Independently verifiable evidence. That’s what I needed, and I knew exactly where to look.

“My mother took me to Lucius Windfire’s luminescence reading,” Kildy had said, and I had the guest lists for those readings. They were part of the court records, and I’d gotten them when I’d done the story
on his arrest. Kildy had come to see me on May tenth and he’d only had two seminars that month.

I called up the lists for both seminars and for the two before that and typed in Kildy’s name.

Nothing.

She said she went with her mother, I thought, and typed her mom’s name in. Nothing.
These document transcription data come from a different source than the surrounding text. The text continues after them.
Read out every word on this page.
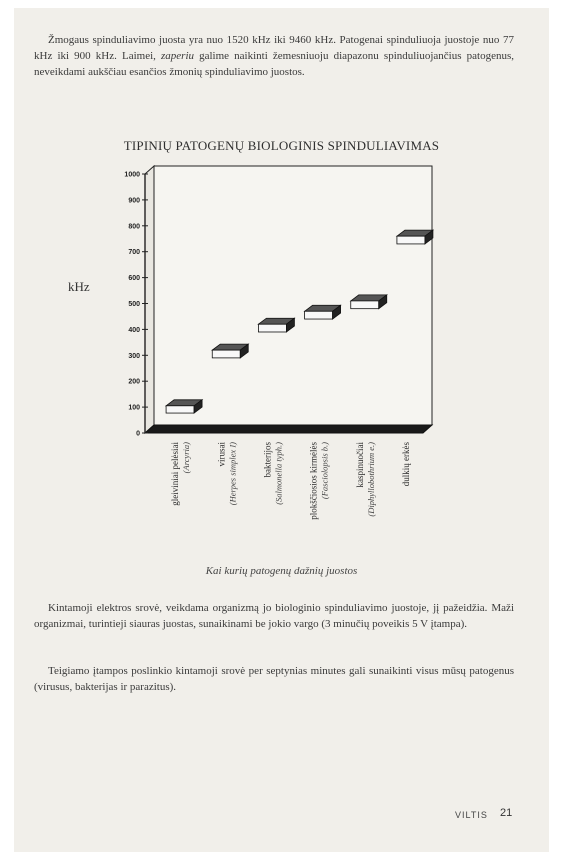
Žmogaus spinduliavimo juosta yra nuo 1520 kHz iki 9460 kHz. Patogenai spinduliuoja juostoje nuo 77 kHz iki 900 kHz. Laimei, zaperiu galime naikinti žemesniuoju diapazonu spinduliuojančius patogenus, neveikdami aukščiau esančios žmonių spinduliavimo juostos.

TIPINIŲ PATOGENŲ BIOLOGINIS SPINDULIAVIMAS
kHz
0
100
200
300
400
500
600
700
800
900
1000
gleiviniai pelėsiai (Arcyria)	virusai (Herpes simplex I)	bakterijos (Salmonella typh.)	plokščiosios kirmėlės (Fasciolopsis b.)	kaspinuočiai (Diphyllobothrium e.)	dulkių erkės
Kai kurių patogenų dažnių juostos

Kintamoji elektros srovė, veikdama organizmą jo biologinio spinduliavimo juostoje, jį pažeidžia. Maži organizmai, turintieji siauras juostas, sunaikinami be jokio vargo (3 minučių poveikis 5 V įtampa).

Teigiamo įtampos poslinkio kintamoji srovė per septynias minutes gali sunaikinti visus mūsų patogenus (virusus, bakterijas ir parazitus).

VILTIS 21
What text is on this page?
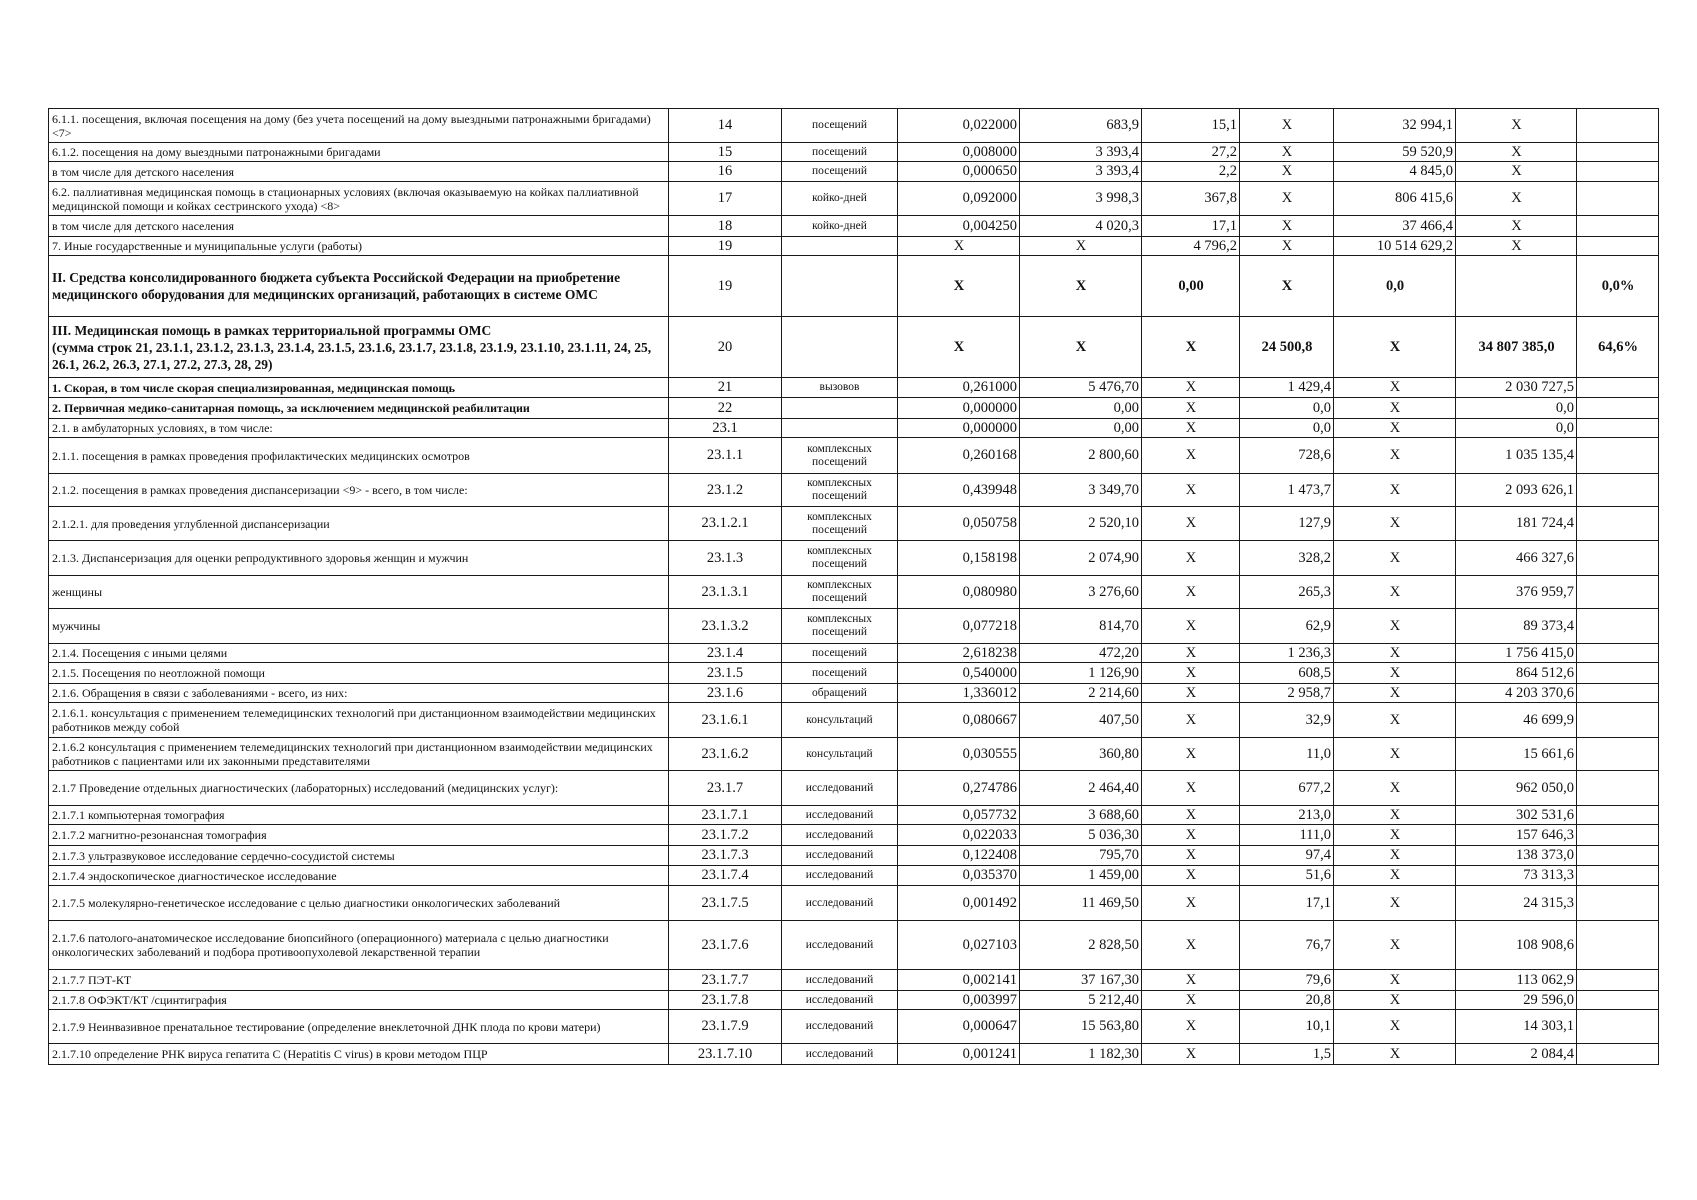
6.1.1. посещения, включая посещения на дому (без учета посещений на дому выездными патронажными бригадами) <7>	14	посещений	0,022000	683,9	15,1	X	32 994,1	X	

6.1.2. посещения на дому выездными патронажными бригадами	15	посещений	0,008000	3 393,4	27,2	X	59 520,9	X	

в том числе для детского населения	16	посещений	0,000650	3 393,4	2,2	X	4 845,0	X	

6.2. паллиативная медицинская помощь в стационарных условиях (включая оказываемую на койках паллиативной медицинской помощи и койках сестринского ухода) <8>	17	койко-дней	0,092000	3 998,3	367,8	X	806 415,6	X	

в том числе для детского населения	18	койко-дней	0,004250	4 020,3	17,1	X	37 466,4	X	

7. Иные государственные и муниципальные услуги (работы)	19		X	X	4 796,2	X	10 514 629,2	X	

II. Средства консолидированного бюджета субъекта Российской Федерации на приобретение медицинского оборудования для медицинских организаций, работающих в системе ОМС	19		X	X	0,00	X	0,0		0,0%

III. Медицинская помощь в рамках территориальной программы ОМС
(сумма строк 21, 23.1.1, 23.1.2, 23.1.3, 23.1.4, 23.1.5, 23.1.6, 23.1.7, 23.1.8, 23.1.9, 23.1.10, 23.1.11, 24, 25, 26.1, 26.2, 26.3, 27.1, 27.2, 27.3, 28, 29)	20		X	X	X	24 500,8	X	34 807 385,0	64,6%

1. Скорая, в том числе скорая специализированная, медицинская помощь	21	вызовов	0,261000	5 476,70	X	1 429,4	X	2 030 727,5	

2. Первичная медико-санитарная помощь, за исключением медицинской реабилитации	22		0,000000	0,00	X	0,0	X	0,0	

2.1. в амбулаторных условиях, в том числе:	23.1		0,000000	0,00	X	0,0	X	0,0	

2.1.1. посещения в рамках проведения профилактических медицинских осмотров	23.1.1	комплексных посещений	0,260168	2 800,60	X	728,6	X	1 035 135,4	

2.1.2. посещения в рамках проведения диспансеризации <9> - всего, в том числе:	23.1.2	комплексных посещений	0,439948	3 349,70	X	1 473,7	X	2 093 626,1	

2.1.2.1. для проведения углубленной диспансеризации	23.1.2.1	комплексных посещений	0,050758	2 520,10	X	127,9	X	181 724,4	

2.1.3. Диспансеризация для оценки репродуктивного здоровья женщин и мужчин	23.1.3	комплексных посещений	0,158198	2 074,90	X	328,2	X	466 327,6	

женщины	23.1.3.1	комплексных посещений	0,080980	3 276,60	X	265,3	X	376 959,7	

мужчины	23.1.3.2	комплексных посещений	0,077218	814,70	X	62,9	X	89 373,4	

2.1.4. Посещения с иными целями	23.1.4	посещений	2,618238	472,20	X	1 236,3	X	1 756 415,0	

2.1.5. Посещения по неотложной помощи	23.1.5	посещений	0,540000	1 126,90	X	608,5	X	864 512,6	

2.1.6. Обращения в связи с заболеваниями - всего, из них:	23.1.6	обращений	1,336012	2 214,60	X	2 958,7	X	4 203 370,6	

2.1.6.1. консультация с применением телемедицинских технологий при дистанционном взаимодействии медицинских работников между собой	23.1.6.1	консультаций	0,080667	407,50	X	32,9	X	46 699,9	

2.1.6.2 консультация с применением телемедицинских технологий при дистанционном взаимодействии медицинских работников с пациентами или их законными представителями	23.1.6.2	консультаций	0,030555	360,80	X	11,0	X	15 661,6	

2.1.7 Проведение отдельных диагностических (лабораторных) исследований (медицинских услуг):	23.1.7	исследований	0,274786	2 464,40	X	677,2	X	962 050,0	

2.1.7.1 компьютерная томография	23.1.7.1	исследований	0,057732	3 688,60	X	213,0	X	302 531,6	

2.1.7.2 магнитно-резонансная томография	23.1.7.2	исследований	0,022033	5 036,30	X	111,0	X	157 646,3	

2.1.7.3 ультразвуковое исследование сердечно-сосудистой системы	23.1.7.3	исследований	0,122408	795,70	X	97,4	X	138 373,0	

2.1.7.4 эндоскопическое диагностическое исследование	23.1.7.4	исследований	0,035370	1 459,00	X	51,6	X	73 313,3	

2.1.7.5 молекулярно-генетическое исследование с целью диагностики онкологических заболеваний	23.1.7.5	исследований	0,001492	11 469,50	X	17,1	X	24 315,3	

2.1.7.6 патолого-анатомическое исследование биопсийного (операционного) материала с целью диагностики онкологических заболеваний и подбора противоопухолевой лекарственной терапии	23.1.7.6	исследований	0,027103	2 828,50	X	76,7	X	108 908,6	

2.1.7.7 ПЭТ-КТ	23.1.7.7	исследований	0,002141	37 167,30	X	79,6	X	113 062,9	

2.1.7.8 ОФЭКТ/КТ /сцинтиграфия	23.1.7.8	исследований	0,003997	5 212,40	X	20,8	X	29 596,0	

2.1.7.9 Неинвазивное пренатальное тестирование (определение внеклеточной ДНК плода по крови матери)	23.1.7.9	исследований	0,000647	15 563,80	X	10,1	X	14 303,1	

2.1.7.10 определение РНК вируса гепатита C (Hepatitis C virus) в крови методом ПЦР	23.1.7.10	исследований	0,001241	1 182,30	X	1,5	X	2 084,4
And nothing when I printed out the lists and went through them by hand, nothing when I went through the lists for March and April. And June. And no ten-thousand-dollar donation on any of Windfire, Inc.’s financial statements.

Half an hour later Kildy showed up smiling, beautiful, full of news. “Ariaura’s canceled all the private sessions she scheduled and the rest of her tour.”

She leaned over my shoulder to look at what I was doing. “Did you come up with a foolproof question for Mencken?”

“No,” I said, sliding
The Baby in the Icebox
under a file folder and sticking them both in a drawer. “I came up with a theory about what’s going on, though.”

“Really?” she said.

“Really. You know, one of my big problems all along has been Ariaura. She’s just not smart enough to have come up with all this—the ‘aught-four’ thing, the not being able to read, the going to see a psychiatrist. Which either meant she was actually channeling Mencken, or there was some other factor. And I think I’ve got it figured out.”